Wednesday, October 15, 2008

Immigrant blues

San Jose, California has a large Vietnamese-American community which featured in a recent brouhaha, with V-A activists marching and protesting and getting a recall election set for a member of the city council--a fellow V-A named Madison Nguyen whose mortal sin was voting not to name a V-A shopping district "Little Saigon," but rather something bland like "Saigon Business District."

That's it.


So I entered the following in a forum about this topic hosted by the San Jose Mercury News:




I don't have a dog in this fight, living in Palo Alto as I do. But FWIW here's what this looks like from the other end of Santa Clara County: San Jose's Vietnamese-American community is following the example of South Florida's Cuban-Americans: dominated by revanchist obsessions, eager to assert their rights under America's constitutional democracy, but slow to shoulder their responsibilities--to learn the respect for others' rights that go hand in hand with asking respect for one's own rights. Negotiation, compromise, inclusiveness...you don't have to master these skills...unless you want others to respect you.
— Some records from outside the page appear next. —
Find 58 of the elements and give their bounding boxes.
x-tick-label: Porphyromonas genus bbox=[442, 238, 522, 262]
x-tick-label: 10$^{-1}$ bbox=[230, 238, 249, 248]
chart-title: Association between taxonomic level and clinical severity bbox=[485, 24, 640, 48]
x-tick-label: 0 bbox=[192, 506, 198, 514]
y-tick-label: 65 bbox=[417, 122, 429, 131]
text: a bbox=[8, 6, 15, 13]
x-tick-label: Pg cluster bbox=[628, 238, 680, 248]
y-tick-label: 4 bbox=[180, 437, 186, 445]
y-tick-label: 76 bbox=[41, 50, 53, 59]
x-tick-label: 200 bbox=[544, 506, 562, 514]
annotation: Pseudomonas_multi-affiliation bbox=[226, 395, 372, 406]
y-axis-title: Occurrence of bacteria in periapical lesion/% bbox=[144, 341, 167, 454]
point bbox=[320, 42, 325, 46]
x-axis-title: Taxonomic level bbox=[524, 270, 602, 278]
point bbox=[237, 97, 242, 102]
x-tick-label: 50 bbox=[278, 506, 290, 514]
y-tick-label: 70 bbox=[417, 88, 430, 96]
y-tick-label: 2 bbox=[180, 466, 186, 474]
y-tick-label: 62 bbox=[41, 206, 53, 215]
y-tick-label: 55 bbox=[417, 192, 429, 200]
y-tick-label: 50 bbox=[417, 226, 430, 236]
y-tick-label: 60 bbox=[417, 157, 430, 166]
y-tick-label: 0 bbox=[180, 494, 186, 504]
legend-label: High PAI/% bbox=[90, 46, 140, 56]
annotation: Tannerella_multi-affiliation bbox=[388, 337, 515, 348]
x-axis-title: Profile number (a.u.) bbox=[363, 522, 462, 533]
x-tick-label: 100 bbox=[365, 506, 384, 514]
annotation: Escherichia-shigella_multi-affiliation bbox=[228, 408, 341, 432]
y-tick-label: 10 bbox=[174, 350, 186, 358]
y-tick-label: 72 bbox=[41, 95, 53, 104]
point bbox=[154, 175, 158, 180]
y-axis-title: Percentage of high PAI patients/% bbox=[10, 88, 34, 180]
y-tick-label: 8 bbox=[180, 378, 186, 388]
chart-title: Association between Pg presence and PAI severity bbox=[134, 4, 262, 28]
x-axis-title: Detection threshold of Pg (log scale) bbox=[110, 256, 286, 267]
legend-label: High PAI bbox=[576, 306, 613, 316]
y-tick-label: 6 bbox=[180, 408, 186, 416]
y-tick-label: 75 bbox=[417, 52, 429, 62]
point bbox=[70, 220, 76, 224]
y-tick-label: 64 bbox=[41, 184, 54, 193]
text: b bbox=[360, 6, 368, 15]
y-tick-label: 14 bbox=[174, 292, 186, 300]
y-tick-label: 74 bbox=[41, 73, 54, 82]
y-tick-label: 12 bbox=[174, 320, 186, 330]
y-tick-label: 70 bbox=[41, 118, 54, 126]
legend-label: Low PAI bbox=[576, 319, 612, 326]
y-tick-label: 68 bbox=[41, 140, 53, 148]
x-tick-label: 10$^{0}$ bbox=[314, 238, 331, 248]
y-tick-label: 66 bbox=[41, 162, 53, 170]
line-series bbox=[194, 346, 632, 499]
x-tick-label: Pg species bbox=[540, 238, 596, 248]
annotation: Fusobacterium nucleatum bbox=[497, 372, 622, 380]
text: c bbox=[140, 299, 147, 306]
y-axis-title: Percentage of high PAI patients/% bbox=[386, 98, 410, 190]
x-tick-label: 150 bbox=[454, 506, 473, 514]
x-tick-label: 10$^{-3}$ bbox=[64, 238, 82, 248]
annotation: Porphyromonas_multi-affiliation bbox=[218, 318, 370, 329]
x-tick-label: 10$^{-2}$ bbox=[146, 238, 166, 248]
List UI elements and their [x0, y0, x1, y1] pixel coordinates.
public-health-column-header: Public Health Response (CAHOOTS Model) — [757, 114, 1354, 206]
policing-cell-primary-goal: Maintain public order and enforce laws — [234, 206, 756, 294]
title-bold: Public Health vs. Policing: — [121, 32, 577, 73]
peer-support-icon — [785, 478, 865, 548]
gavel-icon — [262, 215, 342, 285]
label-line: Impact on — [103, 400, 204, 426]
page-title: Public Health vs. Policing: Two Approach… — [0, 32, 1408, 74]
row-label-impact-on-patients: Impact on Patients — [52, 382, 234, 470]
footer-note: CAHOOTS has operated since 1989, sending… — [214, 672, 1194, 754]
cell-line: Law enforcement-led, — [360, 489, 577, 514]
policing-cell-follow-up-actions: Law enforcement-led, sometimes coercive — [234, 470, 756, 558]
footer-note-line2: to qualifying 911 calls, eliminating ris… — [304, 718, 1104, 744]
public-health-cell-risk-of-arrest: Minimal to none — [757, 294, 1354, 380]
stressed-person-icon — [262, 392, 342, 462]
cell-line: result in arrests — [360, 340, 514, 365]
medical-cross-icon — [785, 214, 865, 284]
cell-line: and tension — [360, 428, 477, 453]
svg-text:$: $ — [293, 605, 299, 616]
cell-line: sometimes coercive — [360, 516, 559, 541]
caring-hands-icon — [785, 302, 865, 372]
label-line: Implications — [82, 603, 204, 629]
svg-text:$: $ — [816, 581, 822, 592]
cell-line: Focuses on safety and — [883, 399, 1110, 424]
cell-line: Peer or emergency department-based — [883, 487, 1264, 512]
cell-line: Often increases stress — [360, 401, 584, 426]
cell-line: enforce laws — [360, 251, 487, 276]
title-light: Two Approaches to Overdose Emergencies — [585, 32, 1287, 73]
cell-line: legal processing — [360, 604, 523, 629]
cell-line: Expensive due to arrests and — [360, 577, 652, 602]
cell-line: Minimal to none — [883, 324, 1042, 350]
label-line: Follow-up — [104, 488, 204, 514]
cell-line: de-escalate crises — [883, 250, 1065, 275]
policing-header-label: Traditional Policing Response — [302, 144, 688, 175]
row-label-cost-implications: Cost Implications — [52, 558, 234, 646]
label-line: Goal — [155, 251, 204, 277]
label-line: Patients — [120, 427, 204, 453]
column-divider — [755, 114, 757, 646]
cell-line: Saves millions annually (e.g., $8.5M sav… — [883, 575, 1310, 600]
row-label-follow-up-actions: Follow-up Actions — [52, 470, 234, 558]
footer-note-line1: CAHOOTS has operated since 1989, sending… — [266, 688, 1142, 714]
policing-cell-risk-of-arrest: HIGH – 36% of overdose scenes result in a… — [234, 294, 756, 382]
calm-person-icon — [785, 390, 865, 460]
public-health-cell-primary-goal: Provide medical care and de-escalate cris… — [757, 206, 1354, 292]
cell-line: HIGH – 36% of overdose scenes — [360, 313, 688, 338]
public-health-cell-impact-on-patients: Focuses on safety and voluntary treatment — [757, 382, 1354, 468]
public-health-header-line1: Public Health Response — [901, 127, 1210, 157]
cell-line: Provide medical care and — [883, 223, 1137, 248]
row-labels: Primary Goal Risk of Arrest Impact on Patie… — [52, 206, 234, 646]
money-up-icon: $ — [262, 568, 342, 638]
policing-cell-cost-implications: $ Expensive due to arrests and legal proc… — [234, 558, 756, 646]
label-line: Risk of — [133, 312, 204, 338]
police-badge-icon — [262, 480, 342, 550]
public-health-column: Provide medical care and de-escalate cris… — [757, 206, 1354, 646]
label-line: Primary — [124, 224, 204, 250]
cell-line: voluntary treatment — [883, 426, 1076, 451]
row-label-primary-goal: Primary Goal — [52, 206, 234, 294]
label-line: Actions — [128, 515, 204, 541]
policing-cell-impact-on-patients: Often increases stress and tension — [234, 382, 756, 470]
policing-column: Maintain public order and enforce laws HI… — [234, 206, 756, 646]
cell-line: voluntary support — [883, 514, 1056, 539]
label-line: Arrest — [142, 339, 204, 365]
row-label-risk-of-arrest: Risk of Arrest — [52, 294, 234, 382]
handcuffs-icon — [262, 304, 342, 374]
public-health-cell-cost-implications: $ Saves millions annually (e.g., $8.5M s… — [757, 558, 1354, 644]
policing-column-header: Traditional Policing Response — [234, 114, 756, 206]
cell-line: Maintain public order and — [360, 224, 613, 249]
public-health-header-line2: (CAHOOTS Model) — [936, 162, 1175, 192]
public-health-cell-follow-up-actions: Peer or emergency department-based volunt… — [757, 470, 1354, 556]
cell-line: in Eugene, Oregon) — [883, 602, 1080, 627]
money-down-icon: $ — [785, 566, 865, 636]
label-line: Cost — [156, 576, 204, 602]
Ruling through pressure, fear, intimidation--well, that's how it's done in Hanoi, and that's what you look like here. Recalls can be mandated if you get enough signatures on a petition. That said, they should be reserved for major malfeasance--usually involving large sums of money or criminal behavior. Naming a business district in a way you don't like doesn't rise to that standard. Not by a long shot. If you've got the votes you could vote out the council member(s) you don't like and get the name changed to one you prefer--at the regular election. Making the naming of a business district the subject of a costly recall election makes you look ridiculous: self-absorbed, petty, bullying, short-fused, and ultimately sad--like a group that lost its old home and can't figure out a way to fit into its new home, spending all its days gazing fixedly into a rear view mirror. And Nguyen didn't even propose naming the district "Little Ho Chi Minh City."